Rescuers in Italy are searching through tonnes of rubble for survivors after a bridge collapse in Genoa which killed at least 37 people.
Dozens of cars and three trucks plunged as much as 150ft after a section of the Morandi Bridge fell in the north-western Italian city.
Many Italian families were on the roads ahead of Wednesday’s Ferragosto holiday.
Interior minister Matteo Salvini said three children were among the dead.
Rescuers are continuing to search through tonnes of concrete slabs and steel for survivors or bodies.
Investigators are also working to determine what caused a 260ft long stretch of highway to break off from the 150ft high bridge in the port city.
The 1967 bridge, considered innovative in its time for its use of concrete around its cables, had long been due for an upgrade, especially since the structure saw more heavy traffic than its designers had envisioned.
While the collapse’s cause is yet to be determined, political bickering has moved into high gear.

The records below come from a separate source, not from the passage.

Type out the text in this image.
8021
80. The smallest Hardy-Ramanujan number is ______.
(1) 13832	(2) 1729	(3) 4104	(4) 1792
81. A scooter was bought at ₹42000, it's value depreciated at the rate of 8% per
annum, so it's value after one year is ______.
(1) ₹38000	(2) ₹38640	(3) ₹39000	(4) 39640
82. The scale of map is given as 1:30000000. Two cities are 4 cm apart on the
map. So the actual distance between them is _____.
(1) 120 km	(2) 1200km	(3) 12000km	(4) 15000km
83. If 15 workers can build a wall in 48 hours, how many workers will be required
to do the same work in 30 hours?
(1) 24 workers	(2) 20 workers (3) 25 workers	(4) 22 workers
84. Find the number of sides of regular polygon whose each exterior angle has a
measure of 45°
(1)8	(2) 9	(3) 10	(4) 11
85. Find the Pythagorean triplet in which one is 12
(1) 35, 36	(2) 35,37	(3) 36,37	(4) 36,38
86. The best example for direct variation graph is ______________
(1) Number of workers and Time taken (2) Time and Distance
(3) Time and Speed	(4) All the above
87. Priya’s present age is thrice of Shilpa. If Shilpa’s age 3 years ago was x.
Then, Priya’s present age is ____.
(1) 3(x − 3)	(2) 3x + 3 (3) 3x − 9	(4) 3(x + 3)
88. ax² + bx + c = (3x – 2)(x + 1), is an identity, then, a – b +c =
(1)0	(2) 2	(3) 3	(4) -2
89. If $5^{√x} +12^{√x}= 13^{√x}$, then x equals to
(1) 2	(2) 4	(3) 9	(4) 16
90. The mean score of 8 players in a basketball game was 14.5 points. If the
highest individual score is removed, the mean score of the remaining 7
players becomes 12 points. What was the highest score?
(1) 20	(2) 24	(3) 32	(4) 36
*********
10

Italy’s minister of transportation and infrastructure, Danilo Toninelli, from the populist 5-Star Movement, threatened in a Facebook post that the state, if necessary, would take direct control of the highways agency if it could not properly care for roads and bridges.
In 2013, some 5-Star MPs had questioned the wisdom of an ambitious and expensive infrastructure overhaul programme as possibly wasteful, according to reports, but a post about that on the Movement’s site was removed on Tuesday after the bridge’s collapse.
Within hours after the collapse, Mr Salvini was vowing not to let European Union spending strictures on Italy, which is laden with public debt, stop any effort to make the country’s infrastructure safe.
Genoa is a flood-prone city, and officials have warned that the debris from the collapse must be removed as soon as possible.
Some of the wreckage landed in a dry riverbed that could flood when the rainy season resumes in a few weeks.